From certain angles, the things that have made API management successful have caused its reach to extend its initial grasp — and that means the API management industry has had to rethink itself.
The demands on API management today, in a cloud native landscape, are different than they were a few years ago, when API management was chiefly concerned with a small number of APIs in a corporate data center and behind an enterprise firewall. Simply put, a world of hybrid architectures requires hybrid API management.
This is a bigger statement than it might appear. In today’s IT landscape — already overstuffed with hype about hybrid cloud, hybrid IT, and “hybrid this” or “hybrid that” — it may be tempting to dismiss concepts such as hybrid API management as just another entry in the buzzword parade. But make no mistake: we on Google Cloud’s Apigee team do not believe that hybrid architectures can be safely or efficiently created without hybrid API management. After all, the cloud native world means businesses rely on software in many locations — and because APIs are how software talks to other software, enterprises must have visibility into and control over their APIs and how they are used.
So what specifically is changing?
API management was initially concerned with a subset of an enterprise’s APIs — typically, the ones that expressed the most valuable data or business functionality and that partners and developers would find most useful for building their applications. Early API management solutions served as a centralized access point for this set of APIs, generally allowing external requests to interface with internal systems, and were designed specifically for the APIs to which enterprises wanted to manage access.
This approach was fine for a subset of APIs running in the same place but preceded the rise of cloud computing. Now, many businesses have APIs in multiple clouds or distributed through increasingly heterogeneous architectures. Moreover, many enterprise leaders, having seen the benefits of managing their most valuable APIs, increasingly want to handle all APIs the same way, via self-service tools that offer consistent visibility, security, and analytics capabilities.
Handling all APIs the same way means handling APIs across hybrid deployments — which is where the earlier, effective but centralized iterations of API management began to show their limits.
For example, some businesses kept backends and APIs in their own data centers while running API management and analytics services in the cloud, a tactic that could introduce latency — and ruin experiences for end users — as data was round-tripped to the cloud and back. Other businesses experimented with full installations of API management software wherever they had workloads, which solved some problems but occupied a massive footprint — often dozens of servers — and could increase operational complexity. On-prem, cloud, virtual machines, containers, monoliths, microservices—the variety of technologies that involved APIs only continued to grow.
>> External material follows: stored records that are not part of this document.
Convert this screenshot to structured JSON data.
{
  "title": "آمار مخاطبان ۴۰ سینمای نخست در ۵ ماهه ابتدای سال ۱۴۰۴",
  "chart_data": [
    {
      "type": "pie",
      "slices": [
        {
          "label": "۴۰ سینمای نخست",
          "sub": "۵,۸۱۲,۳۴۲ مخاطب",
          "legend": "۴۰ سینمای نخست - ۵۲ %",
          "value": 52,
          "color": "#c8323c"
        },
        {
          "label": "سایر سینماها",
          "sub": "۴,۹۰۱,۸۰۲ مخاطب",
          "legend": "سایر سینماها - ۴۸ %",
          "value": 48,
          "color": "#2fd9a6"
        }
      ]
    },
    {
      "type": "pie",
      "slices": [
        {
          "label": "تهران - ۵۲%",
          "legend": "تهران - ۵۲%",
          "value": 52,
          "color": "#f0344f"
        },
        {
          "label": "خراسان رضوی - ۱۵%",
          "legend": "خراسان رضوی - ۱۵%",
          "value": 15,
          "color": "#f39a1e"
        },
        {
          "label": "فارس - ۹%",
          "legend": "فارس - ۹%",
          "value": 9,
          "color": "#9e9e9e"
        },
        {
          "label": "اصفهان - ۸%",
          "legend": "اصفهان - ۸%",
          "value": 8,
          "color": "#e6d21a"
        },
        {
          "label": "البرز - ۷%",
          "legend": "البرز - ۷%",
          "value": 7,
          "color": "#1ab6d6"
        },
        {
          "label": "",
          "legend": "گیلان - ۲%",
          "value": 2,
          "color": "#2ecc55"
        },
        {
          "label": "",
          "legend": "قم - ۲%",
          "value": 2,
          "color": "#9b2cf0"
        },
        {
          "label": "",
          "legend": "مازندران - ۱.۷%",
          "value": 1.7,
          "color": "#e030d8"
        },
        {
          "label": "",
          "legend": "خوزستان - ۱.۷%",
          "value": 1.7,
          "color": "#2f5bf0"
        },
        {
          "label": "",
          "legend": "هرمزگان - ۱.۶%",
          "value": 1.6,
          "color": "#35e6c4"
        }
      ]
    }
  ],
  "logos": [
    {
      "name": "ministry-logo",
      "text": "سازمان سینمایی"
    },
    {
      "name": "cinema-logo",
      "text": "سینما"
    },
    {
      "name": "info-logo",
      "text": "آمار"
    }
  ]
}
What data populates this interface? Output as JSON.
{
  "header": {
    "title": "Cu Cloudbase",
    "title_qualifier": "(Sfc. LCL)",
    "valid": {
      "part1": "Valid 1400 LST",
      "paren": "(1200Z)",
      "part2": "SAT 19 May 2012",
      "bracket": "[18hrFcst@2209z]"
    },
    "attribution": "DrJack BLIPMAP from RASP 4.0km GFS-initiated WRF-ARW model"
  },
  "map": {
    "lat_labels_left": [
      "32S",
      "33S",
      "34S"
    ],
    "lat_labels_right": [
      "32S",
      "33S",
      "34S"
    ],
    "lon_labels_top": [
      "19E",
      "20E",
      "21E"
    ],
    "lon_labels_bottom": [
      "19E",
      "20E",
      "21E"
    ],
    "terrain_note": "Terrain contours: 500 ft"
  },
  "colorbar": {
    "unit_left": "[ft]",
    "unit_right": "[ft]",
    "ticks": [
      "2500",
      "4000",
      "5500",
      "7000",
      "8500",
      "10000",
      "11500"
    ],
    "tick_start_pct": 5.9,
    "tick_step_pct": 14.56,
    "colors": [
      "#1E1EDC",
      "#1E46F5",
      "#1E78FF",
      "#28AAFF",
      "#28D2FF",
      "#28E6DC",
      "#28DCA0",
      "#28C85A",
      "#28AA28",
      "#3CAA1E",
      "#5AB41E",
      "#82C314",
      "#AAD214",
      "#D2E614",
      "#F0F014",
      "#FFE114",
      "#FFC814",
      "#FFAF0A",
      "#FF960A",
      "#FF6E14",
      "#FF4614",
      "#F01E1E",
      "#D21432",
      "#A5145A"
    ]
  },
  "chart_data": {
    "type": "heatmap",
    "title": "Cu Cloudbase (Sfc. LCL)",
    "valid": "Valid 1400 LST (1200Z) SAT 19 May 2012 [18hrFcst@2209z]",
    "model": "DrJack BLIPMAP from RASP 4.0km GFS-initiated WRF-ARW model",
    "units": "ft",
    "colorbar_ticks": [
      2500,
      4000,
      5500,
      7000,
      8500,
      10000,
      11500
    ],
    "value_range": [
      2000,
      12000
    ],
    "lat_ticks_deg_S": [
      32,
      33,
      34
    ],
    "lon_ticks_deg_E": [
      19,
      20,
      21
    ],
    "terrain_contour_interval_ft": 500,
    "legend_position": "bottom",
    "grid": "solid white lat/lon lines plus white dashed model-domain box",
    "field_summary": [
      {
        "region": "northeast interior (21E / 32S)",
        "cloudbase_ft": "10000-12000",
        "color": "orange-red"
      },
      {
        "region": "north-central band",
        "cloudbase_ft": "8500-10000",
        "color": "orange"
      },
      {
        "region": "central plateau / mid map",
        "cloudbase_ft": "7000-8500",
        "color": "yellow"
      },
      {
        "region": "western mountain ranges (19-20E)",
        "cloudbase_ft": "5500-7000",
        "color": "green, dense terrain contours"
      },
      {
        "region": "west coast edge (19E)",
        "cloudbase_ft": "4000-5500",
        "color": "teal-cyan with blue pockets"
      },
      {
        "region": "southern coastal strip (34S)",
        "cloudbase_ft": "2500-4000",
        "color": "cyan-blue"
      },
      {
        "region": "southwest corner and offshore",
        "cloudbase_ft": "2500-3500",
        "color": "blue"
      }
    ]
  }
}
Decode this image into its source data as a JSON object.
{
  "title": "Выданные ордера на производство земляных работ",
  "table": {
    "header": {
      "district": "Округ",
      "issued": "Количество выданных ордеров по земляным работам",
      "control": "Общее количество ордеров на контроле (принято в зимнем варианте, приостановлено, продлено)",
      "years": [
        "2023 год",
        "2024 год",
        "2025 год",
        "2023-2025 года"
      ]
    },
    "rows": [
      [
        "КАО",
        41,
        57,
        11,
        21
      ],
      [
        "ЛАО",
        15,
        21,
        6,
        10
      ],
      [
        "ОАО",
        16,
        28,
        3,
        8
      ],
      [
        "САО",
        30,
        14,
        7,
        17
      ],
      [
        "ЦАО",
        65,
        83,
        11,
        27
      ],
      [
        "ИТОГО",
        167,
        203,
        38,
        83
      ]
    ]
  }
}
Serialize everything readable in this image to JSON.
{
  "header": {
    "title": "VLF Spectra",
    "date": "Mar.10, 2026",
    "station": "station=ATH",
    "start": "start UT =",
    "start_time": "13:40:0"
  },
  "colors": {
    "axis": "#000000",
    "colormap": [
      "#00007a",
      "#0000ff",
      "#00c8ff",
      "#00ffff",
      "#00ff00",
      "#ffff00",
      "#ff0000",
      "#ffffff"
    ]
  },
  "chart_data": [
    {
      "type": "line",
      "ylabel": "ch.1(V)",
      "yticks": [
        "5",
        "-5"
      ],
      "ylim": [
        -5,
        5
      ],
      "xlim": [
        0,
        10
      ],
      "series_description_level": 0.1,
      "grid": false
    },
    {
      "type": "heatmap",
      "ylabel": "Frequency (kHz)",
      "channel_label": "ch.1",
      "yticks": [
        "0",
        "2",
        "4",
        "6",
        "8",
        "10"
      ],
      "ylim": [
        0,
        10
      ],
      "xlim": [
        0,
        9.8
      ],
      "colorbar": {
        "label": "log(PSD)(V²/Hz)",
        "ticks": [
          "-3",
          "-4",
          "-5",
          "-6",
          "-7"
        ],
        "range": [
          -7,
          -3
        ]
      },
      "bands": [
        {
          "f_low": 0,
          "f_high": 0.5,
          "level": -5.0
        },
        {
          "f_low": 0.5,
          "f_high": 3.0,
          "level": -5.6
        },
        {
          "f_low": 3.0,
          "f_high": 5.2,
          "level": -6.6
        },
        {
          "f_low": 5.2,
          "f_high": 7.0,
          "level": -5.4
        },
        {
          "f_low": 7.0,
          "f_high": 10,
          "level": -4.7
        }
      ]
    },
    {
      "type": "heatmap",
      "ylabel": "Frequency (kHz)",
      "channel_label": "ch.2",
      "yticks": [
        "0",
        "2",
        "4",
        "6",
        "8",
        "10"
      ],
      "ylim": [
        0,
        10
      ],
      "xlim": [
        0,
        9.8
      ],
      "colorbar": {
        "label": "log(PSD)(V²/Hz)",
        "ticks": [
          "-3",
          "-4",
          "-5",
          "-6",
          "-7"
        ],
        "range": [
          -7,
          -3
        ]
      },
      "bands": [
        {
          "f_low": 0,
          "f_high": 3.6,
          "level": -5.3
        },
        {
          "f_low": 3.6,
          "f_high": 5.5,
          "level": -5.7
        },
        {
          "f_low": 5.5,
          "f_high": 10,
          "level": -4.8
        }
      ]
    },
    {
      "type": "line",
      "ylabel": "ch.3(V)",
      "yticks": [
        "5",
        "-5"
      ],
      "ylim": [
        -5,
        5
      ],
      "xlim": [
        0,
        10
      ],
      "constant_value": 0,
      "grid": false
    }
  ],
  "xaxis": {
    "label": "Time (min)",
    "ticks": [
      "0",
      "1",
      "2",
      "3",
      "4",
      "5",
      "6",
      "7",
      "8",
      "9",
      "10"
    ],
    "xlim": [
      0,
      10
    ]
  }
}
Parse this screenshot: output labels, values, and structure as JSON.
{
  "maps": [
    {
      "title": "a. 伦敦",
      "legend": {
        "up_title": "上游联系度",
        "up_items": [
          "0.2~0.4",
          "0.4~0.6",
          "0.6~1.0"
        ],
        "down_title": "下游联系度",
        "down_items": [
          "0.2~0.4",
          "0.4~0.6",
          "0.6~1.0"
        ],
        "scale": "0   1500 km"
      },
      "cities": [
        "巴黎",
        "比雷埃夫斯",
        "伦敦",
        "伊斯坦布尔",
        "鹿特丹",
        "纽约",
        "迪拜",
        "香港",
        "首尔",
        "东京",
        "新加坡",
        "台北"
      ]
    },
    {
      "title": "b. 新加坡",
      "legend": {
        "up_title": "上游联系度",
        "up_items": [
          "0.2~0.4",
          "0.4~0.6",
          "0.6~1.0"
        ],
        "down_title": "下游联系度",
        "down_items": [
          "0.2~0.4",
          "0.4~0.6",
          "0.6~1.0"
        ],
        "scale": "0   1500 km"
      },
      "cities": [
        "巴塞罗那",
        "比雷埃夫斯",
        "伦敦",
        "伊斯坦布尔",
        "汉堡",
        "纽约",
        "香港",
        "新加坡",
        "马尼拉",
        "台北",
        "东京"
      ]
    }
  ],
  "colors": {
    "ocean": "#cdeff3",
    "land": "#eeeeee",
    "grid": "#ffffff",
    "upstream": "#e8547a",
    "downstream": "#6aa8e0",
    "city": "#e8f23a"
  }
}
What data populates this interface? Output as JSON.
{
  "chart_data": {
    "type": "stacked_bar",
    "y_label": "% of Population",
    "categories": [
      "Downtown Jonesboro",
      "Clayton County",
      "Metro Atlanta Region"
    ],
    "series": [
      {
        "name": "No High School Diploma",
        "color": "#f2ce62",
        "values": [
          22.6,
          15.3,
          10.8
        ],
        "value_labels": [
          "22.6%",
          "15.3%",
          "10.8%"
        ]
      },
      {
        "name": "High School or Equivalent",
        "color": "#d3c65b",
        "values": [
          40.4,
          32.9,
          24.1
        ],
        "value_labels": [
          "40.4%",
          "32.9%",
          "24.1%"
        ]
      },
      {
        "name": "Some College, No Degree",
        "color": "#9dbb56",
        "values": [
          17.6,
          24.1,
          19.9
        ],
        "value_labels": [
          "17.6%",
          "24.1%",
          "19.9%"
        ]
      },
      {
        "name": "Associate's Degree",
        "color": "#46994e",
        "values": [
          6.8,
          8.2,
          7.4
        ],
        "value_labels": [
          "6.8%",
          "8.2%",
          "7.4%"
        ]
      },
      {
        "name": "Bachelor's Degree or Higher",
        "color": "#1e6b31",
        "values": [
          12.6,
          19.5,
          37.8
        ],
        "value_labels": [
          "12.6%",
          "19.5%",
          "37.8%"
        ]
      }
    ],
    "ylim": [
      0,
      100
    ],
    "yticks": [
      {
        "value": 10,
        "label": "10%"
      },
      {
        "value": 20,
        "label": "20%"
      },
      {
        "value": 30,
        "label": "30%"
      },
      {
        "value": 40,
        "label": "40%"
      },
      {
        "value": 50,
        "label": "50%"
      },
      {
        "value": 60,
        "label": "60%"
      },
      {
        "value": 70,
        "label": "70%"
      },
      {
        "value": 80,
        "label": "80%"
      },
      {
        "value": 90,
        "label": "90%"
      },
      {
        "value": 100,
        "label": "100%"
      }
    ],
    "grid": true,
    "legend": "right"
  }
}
These kinds of challenges have spurred innovation. For example, some businesses are now addressing hybrid API management via microgateways: lightweight, federated cloud gateways that keep API runtimes in the data center while pushing analytics data to a management layer in the cloud. Micro-gateway capabilities are generally not as robust as those available in full API management installations; the footprint needs to be smaller so the micro-gateway can be more flexibly deployed. But they ensure that the benefits of API management — i.e., enterprise-grade security, visibility, analytics, and policy definition and enforcement — are brought to every API in the organization, not just a subset.
API management is not unique in these trends. Whether for technical, business, or regulatory reasons (or all three), enterprise leaders want deployment flexibility and streamlined operational models across their IT portfolios — a desire evidenced in the enthusiasm around containers, microservices, and other building blocks of the cloud-native world. But even if API management’s evolution mirrors those elsewhere in IT, hybrid API management arguably presents more complex challenges than many other hybrid technologies because hybrid API management shouldn’t just apply to some APIs in some clouds but to all APIs, everywhere — from APIs exposing legacy mainframes to APIs used to manage microservices in the cloud.
This complexity may be daunting, but more than any single new feature, use case or approach, the shift to hybrid architectures has suggested an ongoing, continuous trajectory for the API management industry: API management needs to get small, adapting from a big footprint for a data center to the lightweight portability and simple deployment and scalability of containers.
That’s not to say enterprises aren’t still deploying centralized API management installations in their corporate data centers — they are, and they’re generating value from them. But API management built for the future must enable distributed deployments because the APIs that need to be managed are increasingly decentralized.
This means that someday very soon, we expect all API management capabilities will be deployable in a container, flexible and portable as anything else in the cloud native world. Why? Because APIs are everywhere, all APIs need to be managed, and to maximize security and performance, APIs should be managed next to the code that produces them. That is the business need and the vision of the API management industry.
These are major transformations — but to be clear, there is no specific destination on this journey. Embracing containers alone involves enormous variety, such as the ability to better integrate API management capabilities with popular open-source projects like Kubernetes and Istio. The journey will continue — and there’s no going back to the old world in which API management just acted as a gatekeeper to a handful of centralized APIs.